--- ¿Qué quiere decir?
--- En 2019 la gente tenía una agenda o un calendario muy programados: ahora parece que nos hayamos acostumbrado a ir a última hora, ¡pero es que incluso en cuanto a los asistentes a ferias y convenciones!--- ¿Es la cultura post-pandemia?--- Creo que la pandemia ha creado cierta cultura de la improvisación, sí.--- ¿Y el mercado estatal?--- Con las bajadas de las cifras de la pandemia hicimos una gran inversión en comunicación para el público de todo el Estado, una campaña que funcionó muy bien y nos subió un 12% este público. Ahora bien, no sé si estas cifras han venido para quedarse. Sí que destaco que la subida de precios que hemos hecho en Barcelona la han realizado todos los hoteles de España, a un nivel muy similar.--- Usted es uno de los grandes opinadores sobre la ciudad, parece a veces su gran obsesión. Háblenos de eso: Barcelona, hoy…--- La Barcelona que conocemos se ha creado en los últimos 25 años. Es entonces cuando el resto del mundo es capaz de ponerla en el mapa, antes tenían menos idea. Por lo tanto sí, fueron los Juegos Olímpicos, pero acompañados de un gran momento de expansión, de creatividad, con políticos capaces de llevar a cabo grandes proyectos, la nueva Fira, el nuevo Fòrum, el aeropuerto, el puerto… Fue un verdadero estallido, acompañado de ser una ciudad que recibía bien a la gente. Esto se ha roto en los últimos 8 años, por un cambio filosófico que ha llevado a Barcelona a escoger un espíritu de gobierno diferente. El procés catalán también dividió mucho a la población, de acuerdo, pero el caso es que el gobierno municipal se dedica demasiado a obstaculizar proyectos. ¡Fíjate que no se construye en Barcelona!
--- ¿No es una exageración, decir que no se construye?--- En absoluto. Fíjate que, en cambio, sí se construye en L'Hospitalet: 10 hoteles más. Curioso, ¿verdad? Nuestro sector en Barcelona no puede crecer y, no sólo eso, sino que ahora en Barcelona se apuesta por "decrecer". Y esto afecta a cualquier sector. El inmobiliario es el ámbito que más riqueza genera en una ciudad, dinamiza a los otros sectores, pero en Barcelona se ha quedado del todo parado. Janet Sanz, teniente de alcaldía de Ecología, Urbanismo y Movilidad, decidió que el 30% de la inversión en nuevos proyectos, incluso para realizar reformas, debía llevar emparejado un 30% para vivienda social: muy bien, pues me temo que esto contiene un error garrafal.
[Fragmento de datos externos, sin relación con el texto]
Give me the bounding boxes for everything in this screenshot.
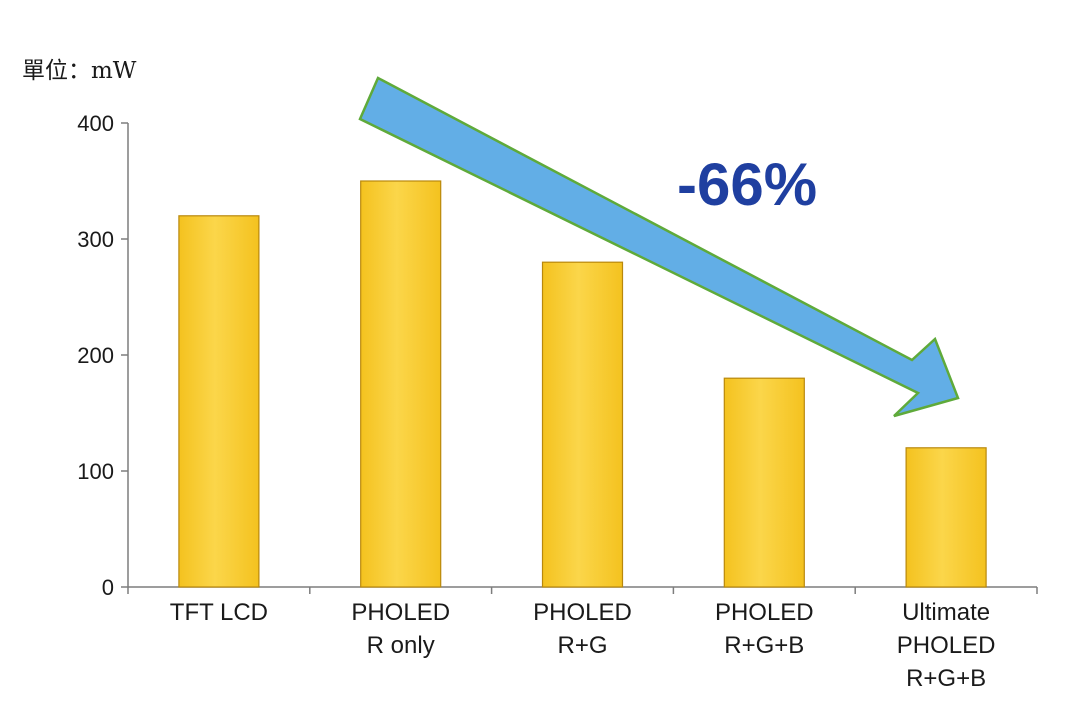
bar (178, 215, 260, 588)
category-label: Ultimate PHOLED R+G+B (897, 599, 996, 692)
bars (178, 180, 987, 588)
category-label: TFT LCD (170, 599, 268, 626)
reduction-percentage: -66% (677, 151, 817, 218)
y-tick-label: 300 (77, 227, 114, 252)
unit-label: 單位：mW (22, 58, 137, 84)
y-axis: 0 100 200 300 400 (77, 111, 129, 600)
y-tick-label: 400 (77, 111, 114, 136)
category-label: PHOLED R+G+B (715, 599, 814, 659)
bar (541, 261, 624, 588)
category-label: PHOLED R+G (533, 599, 632, 659)
category-label: PHOLED R only (351, 599, 450, 659)
y-tick-label: 200 (77, 343, 114, 368)
category-labels: TFT LCD PHOLED R only PHOLED R+G PHOLED R+G+B U… (170, 599, 996, 692)
reduction-annotation: -66% (358, 76, 960, 418)
trend-arrow-icon (358, 76, 960, 418)
bar (360, 180, 442, 588)
y-tick-label: 100 (77, 459, 114, 484)
bar (723, 377, 805, 588)
x-axis (127, 586, 1038, 594)
y-tick-label: 0 (102, 575, 114, 600)
bar (905, 447, 987, 588)
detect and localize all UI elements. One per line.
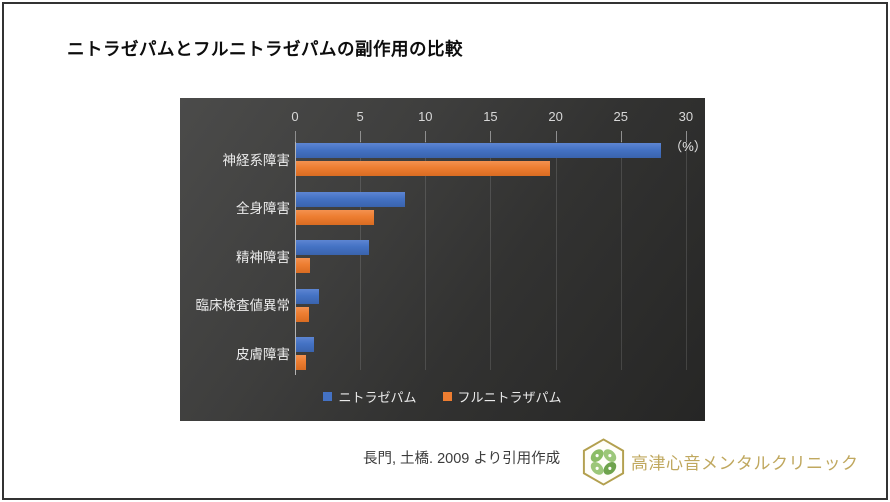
x-axis-unit-label: （%） xyxy=(669,139,707,154)
x-axis-tick-mark xyxy=(685,131,687,142)
x-axis-tick-label: 10 xyxy=(418,109,433,124)
bar-group: 全身障害 xyxy=(180,191,705,225)
x-axis-tick-mark xyxy=(490,131,492,142)
page-title: ニトラゼパムとフルニトラゼパムの副作用の比較 xyxy=(67,39,463,59)
legend-label: ニトラゼパム xyxy=(338,389,417,405)
gridline xyxy=(490,141,492,370)
gridline xyxy=(555,141,557,370)
x-axis-tick-mark xyxy=(555,131,557,142)
clover-icon xyxy=(590,449,617,475)
bar-ニトラゼパム xyxy=(296,143,661,158)
x-axis-tick-mark xyxy=(425,131,427,142)
bar-ニトラゼパム xyxy=(296,191,406,207)
bar-ニトラゼパム xyxy=(296,288,320,304)
gridline xyxy=(425,141,427,370)
bar-フルニトラザパム xyxy=(296,306,310,322)
x-axis-tick-label: 0 xyxy=(291,109,299,124)
x-axis-tick-label: 20 xyxy=(548,109,563,124)
gridline xyxy=(360,141,362,370)
category-label: 臨床検査値異常 xyxy=(195,298,291,314)
bar-フルニトラザパム xyxy=(296,258,311,274)
gridline xyxy=(620,141,622,370)
legend-swatch-icon xyxy=(442,391,452,401)
x-axis-tick-mark xyxy=(360,131,362,142)
category-label: 神経系障害 xyxy=(222,152,291,168)
clinic-name: 高津心音メンタルクリニック xyxy=(631,454,859,473)
x-axis-tick-mark xyxy=(620,131,622,142)
y-axis-line xyxy=(295,131,296,375)
bar-group: 皮膚障害 xyxy=(180,337,705,371)
bar-group: 精神障害 xyxy=(180,240,705,274)
bar-ニトラゼパム xyxy=(296,337,315,353)
x-axis-tick-label: 15 xyxy=(483,109,498,124)
legend-item: フルニトラザパム xyxy=(442,387,562,406)
legend-swatch-icon xyxy=(323,391,333,401)
bar-ニトラゼパム xyxy=(296,240,369,256)
x-axis-tick-label: 25 xyxy=(613,109,628,124)
legend-label: フルニトラザパム xyxy=(457,389,562,405)
category-label: 全身障害 xyxy=(236,201,290,217)
source-citation: 長門, 土橋. 2009 より引用作成 xyxy=(363,451,561,467)
category-label: 精神障害 xyxy=(236,249,290,265)
bar-group: 臨床検査値異常 xyxy=(180,288,705,322)
bar-group: 神経系障害 xyxy=(180,143,705,176)
legend-item: ニトラゼパム xyxy=(323,387,417,406)
bar-フルニトラザパム xyxy=(296,161,551,176)
x-axis-tick-label: 5 xyxy=(356,109,364,124)
bar-フルニトラザパム xyxy=(296,209,375,225)
chart-legend: ニトラゼパム フルニトラザパム xyxy=(180,385,705,407)
gridline xyxy=(685,141,687,370)
clinic-logo-icon xyxy=(582,438,625,486)
x-axis-tick-label: 30 xyxy=(678,109,694,124)
bar-フルニトラザパム xyxy=(296,355,307,371)
bar-chart: （%） ニトラゼパム フルニトラザパム 0 5 10 15 20 25 30 神経系障害全身障害… xyxy=(180,98,707,421)
x-axis-tick-mark xyxy=(295,131,296,142)
category-label: 皮膚障害 xyxy=(236,347,290,363)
Algo como la ley de “sólo sí es sí”, ya que si no se hacen las cosas bien puede haber consecuencias no deseadas, a pesar de las buenas intenciones. Se llama “el tiro por la culata”.--- ¿Y cuáles son esos efectos no deseados?--- Pues mira, que ahora mismo no se hace vivienda en Barcelona. Simplemente. Ni social, ni no social.--- ¿Y qué se podría hacer entonces?--- Pues podría aplicarse la filosofía francesa: hacer (o rehacer) el edificio y dar una parte de estos euros, ese 30% de la inversión, al Ayuntamiento. Y que sea el Ayuntamiento quien lo invierta en vivienda social o en lo que crea, por lo que no se evita que la inversión privada revierta en el interés general. Ahora, ¿qué pasa? Pues que ningún constructor quiere hacer vivienda social, por ejemplo, en la calle Ganduxer. No tiene salida. Por tanto, no es sólo que falte criterio empresarial al gobierno municipal: lo que falta, sobre todo, es diálogo. Saber escuchar. ¡Es que no consultan!--- El Gremi d'Hotels tiene su sede precisamente en la Via Laietana: ¿se les ha escuchado, como vecinos, sobre su reforma?--- No, en absoluto. Y es una reforma que no nos gusta, porque quedan afectados muchos sectores que operan alrededor del Puerto, como es el de la restauración. No es extraño que, cuando la obra se acabe, la gente prefiera ir a comer o cenar a otras zonas de Barcelona. No se ha realizado un buen estudio del proyecto, ha habido más dogma ideológico que otra cosa. Y lo mismo para el Eixample.